In the second phase, Hamas would release the remaining living captives, mainly male soldiers, in exchange for more prisoners and the “complete withdrawal” of Israeli forces from Gaza, according to the draft agreement.

Hamas has said it will not free the remaining hostages without an end to the war and a complete Israeli withdrawal, while Netanyahu has vowed in the past to resume fighting until Hamas’ military and governing capabilities are eliminated.

Unless an alternative government for Gaza is worked out in those talks, it could leave Hamas in charge of the territory.

In a third phase, the bodies of remaining hostages would be returned in exchange for a three- to five-year reconstruction plan for Gaza under international supervision.

Blinken was making a last-minute case for a proposal for Gaza’s postwar reconstruction and governance that outlines how it could be run without Hamas in charge.

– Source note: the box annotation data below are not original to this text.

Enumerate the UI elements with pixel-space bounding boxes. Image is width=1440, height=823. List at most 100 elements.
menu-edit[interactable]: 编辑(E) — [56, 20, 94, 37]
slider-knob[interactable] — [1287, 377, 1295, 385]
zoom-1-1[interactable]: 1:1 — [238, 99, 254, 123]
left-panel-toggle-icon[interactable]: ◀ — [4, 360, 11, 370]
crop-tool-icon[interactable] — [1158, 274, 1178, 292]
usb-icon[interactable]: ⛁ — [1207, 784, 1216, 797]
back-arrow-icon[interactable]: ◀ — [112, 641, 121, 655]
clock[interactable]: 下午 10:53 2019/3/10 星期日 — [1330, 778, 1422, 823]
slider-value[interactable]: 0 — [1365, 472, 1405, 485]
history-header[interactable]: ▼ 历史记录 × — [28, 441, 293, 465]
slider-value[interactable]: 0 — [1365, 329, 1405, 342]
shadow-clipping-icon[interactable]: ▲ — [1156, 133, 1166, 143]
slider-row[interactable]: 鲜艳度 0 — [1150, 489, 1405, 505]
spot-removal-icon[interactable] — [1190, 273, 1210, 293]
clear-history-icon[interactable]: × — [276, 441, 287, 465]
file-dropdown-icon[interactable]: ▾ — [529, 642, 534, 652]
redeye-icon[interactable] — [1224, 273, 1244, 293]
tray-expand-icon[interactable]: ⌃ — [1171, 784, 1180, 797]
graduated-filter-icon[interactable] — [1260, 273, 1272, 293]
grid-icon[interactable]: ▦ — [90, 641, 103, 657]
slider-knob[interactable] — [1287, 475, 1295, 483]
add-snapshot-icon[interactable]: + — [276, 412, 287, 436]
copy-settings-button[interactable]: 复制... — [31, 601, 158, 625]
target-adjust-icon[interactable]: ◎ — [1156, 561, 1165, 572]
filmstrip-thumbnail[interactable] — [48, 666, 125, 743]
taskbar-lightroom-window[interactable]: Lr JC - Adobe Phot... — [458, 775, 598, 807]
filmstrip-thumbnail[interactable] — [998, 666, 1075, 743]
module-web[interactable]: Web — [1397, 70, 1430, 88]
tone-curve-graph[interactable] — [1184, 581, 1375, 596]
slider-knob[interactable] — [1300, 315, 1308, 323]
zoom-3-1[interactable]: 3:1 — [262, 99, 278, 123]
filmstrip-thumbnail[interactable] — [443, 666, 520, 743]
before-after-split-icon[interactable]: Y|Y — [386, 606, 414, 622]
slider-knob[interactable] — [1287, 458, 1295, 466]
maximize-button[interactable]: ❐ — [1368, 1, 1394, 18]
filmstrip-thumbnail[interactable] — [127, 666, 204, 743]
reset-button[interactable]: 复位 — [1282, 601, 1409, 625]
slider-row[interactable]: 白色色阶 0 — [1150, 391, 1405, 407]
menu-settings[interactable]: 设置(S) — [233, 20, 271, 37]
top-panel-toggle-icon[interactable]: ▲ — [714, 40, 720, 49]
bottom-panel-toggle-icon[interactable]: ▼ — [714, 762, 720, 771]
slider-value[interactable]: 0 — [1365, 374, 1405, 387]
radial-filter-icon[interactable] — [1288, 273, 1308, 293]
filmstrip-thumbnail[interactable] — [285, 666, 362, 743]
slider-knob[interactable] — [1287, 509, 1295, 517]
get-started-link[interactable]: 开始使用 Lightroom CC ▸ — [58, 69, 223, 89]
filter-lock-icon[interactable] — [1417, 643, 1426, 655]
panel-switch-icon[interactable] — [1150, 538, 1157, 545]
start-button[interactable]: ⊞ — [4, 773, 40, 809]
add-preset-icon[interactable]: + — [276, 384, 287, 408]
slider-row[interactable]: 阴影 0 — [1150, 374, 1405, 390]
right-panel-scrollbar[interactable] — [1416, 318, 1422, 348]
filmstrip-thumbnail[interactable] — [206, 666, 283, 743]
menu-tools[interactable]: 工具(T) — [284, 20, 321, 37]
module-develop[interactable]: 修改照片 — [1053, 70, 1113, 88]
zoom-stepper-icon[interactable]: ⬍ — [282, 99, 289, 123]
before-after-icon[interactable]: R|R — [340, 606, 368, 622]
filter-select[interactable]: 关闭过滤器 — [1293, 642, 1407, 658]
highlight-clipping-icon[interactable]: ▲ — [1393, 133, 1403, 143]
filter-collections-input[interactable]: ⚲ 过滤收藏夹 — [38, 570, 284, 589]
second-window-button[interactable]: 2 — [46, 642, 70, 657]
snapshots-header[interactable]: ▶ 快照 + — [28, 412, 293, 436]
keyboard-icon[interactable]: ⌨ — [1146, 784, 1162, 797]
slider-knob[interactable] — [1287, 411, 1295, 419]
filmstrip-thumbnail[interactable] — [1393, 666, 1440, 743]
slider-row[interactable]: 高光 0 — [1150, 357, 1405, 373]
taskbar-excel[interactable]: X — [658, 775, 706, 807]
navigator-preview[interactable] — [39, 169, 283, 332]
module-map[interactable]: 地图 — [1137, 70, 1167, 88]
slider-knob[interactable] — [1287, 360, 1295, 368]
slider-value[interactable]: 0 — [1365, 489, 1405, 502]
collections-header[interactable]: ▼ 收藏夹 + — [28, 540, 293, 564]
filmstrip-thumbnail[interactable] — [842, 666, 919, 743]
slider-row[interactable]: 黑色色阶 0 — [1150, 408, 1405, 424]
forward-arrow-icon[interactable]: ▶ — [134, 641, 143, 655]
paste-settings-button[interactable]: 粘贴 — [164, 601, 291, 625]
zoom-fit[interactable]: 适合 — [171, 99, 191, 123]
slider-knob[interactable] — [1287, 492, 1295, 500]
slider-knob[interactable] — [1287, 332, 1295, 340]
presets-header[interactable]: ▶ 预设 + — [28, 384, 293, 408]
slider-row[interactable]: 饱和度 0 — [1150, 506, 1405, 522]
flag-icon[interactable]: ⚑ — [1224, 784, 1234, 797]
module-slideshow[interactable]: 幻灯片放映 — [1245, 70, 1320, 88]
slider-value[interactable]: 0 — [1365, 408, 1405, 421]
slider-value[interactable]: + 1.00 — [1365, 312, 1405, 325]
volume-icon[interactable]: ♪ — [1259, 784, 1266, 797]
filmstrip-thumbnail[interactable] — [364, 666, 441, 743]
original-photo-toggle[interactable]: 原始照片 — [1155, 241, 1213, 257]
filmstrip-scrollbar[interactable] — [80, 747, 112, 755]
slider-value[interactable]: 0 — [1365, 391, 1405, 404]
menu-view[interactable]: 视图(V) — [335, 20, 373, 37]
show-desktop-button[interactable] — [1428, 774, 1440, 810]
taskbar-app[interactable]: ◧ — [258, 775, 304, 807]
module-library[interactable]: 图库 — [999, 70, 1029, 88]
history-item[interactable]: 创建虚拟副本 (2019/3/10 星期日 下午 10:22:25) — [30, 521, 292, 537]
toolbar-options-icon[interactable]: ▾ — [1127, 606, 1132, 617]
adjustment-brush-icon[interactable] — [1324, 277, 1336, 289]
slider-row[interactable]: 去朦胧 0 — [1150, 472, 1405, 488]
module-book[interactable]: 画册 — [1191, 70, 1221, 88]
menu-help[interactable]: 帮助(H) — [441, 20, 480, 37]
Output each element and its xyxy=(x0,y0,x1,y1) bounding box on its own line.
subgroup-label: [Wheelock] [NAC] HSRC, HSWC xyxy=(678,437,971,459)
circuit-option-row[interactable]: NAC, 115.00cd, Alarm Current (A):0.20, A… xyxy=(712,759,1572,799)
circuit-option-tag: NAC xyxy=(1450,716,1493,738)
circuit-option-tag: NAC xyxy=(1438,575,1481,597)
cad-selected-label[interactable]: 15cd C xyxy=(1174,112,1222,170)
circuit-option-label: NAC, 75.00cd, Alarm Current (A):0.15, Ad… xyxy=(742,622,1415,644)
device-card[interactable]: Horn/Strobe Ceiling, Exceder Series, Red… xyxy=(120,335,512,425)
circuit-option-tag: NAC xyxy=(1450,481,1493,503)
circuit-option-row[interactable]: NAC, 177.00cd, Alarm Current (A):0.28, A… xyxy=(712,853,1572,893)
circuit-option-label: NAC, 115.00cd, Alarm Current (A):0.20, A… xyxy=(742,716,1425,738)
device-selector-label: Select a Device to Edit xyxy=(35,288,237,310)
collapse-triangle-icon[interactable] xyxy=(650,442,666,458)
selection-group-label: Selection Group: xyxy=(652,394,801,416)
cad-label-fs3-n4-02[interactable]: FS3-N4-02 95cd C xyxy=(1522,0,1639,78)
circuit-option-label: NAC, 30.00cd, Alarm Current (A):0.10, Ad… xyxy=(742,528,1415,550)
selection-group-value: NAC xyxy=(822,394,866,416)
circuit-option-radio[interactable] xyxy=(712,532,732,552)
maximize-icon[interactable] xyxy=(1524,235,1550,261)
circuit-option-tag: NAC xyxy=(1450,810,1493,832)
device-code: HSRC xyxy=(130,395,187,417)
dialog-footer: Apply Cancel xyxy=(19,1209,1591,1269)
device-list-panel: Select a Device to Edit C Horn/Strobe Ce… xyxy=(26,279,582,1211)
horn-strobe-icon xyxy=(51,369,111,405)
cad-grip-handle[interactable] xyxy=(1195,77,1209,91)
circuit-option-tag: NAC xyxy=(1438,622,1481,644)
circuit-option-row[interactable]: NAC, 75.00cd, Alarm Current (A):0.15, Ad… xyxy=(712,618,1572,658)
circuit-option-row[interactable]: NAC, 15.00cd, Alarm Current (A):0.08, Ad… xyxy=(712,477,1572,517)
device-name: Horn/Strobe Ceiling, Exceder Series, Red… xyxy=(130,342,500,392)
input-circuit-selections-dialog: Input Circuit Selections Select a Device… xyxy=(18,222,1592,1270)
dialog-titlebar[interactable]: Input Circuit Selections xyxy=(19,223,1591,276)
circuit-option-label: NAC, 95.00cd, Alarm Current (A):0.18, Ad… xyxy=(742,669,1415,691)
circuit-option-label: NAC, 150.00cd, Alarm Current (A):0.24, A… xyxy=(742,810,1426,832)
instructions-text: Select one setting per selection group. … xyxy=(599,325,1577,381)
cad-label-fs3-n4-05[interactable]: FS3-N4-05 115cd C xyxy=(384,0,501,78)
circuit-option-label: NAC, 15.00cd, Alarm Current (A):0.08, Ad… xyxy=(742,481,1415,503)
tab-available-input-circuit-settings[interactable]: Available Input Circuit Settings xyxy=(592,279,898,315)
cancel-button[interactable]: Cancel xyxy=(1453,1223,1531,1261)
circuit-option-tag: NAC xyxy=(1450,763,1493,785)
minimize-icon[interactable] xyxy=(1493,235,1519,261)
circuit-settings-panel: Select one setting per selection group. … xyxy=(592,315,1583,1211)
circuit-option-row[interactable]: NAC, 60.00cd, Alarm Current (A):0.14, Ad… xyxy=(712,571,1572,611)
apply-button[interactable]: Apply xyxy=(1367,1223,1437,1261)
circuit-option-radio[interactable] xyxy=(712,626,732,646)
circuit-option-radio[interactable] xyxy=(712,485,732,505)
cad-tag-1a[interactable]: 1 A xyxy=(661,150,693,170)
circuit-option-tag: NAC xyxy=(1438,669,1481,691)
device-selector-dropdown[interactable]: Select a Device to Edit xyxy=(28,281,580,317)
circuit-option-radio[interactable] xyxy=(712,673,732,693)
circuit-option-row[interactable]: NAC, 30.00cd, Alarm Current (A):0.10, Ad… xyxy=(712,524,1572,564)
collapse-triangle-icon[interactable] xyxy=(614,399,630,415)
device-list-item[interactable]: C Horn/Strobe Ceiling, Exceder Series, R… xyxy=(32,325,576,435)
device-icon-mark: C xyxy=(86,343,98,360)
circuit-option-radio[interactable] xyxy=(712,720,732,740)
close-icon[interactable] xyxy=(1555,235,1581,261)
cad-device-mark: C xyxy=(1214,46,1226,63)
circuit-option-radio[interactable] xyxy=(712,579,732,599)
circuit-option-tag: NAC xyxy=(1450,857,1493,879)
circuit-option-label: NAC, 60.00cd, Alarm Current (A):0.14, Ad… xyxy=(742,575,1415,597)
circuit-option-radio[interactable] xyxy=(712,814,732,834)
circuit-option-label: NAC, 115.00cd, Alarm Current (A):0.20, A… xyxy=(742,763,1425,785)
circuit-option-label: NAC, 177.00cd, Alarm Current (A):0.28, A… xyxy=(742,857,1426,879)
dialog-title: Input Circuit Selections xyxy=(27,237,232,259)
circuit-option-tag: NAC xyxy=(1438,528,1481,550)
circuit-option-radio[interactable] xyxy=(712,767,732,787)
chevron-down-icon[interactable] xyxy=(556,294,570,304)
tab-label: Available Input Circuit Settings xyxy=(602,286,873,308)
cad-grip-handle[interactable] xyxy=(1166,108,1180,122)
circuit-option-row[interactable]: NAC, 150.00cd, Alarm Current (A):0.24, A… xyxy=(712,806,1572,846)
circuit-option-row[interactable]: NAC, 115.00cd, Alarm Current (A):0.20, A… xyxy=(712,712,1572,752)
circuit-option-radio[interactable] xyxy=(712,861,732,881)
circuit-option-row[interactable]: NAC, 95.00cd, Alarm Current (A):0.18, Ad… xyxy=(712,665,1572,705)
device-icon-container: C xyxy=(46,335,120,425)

Growing pressure ahead of Trump’s inauguration

Israel and Hamas are under renewed pressure to halt the war before Trump’s inauguration. Trump said late on Monday a ceasefire was “very close”.

Dozens of protesters, including relatives of hostages, formed a human chain overnight outside Israel’s parliament, demanding the deal be sealed.

“This is the chance, we can’t let it go until they are all here with us,” said Shay Dickmann, whose cousin in Gaza has been declared dead by the military.

In the Israeli-occupied West Bank, families of Palestinian prisoners gathered as well. “I tell the mothers of the prisoners to put their trust in the almighty, and that relief is near, God willing,” said the mother of one prisoner, Intisar Bayoud.

And inside Gaza, an exhausted Oday al-Halimy expressed hope from a tent camp for the displaced. “Certainly, Hamas will comply with the ceasefire, and Israel is not interested in opposing Trump or angering him,” he said.

A child born in Gaza on the first day of the war, Massa Zaqout, sat in pink pyjamas in another tent camp, playing with toys. “We’re eagerly waiting for a truce to happen so we can live in safety and stability,” her mother, Rola Saqer, said.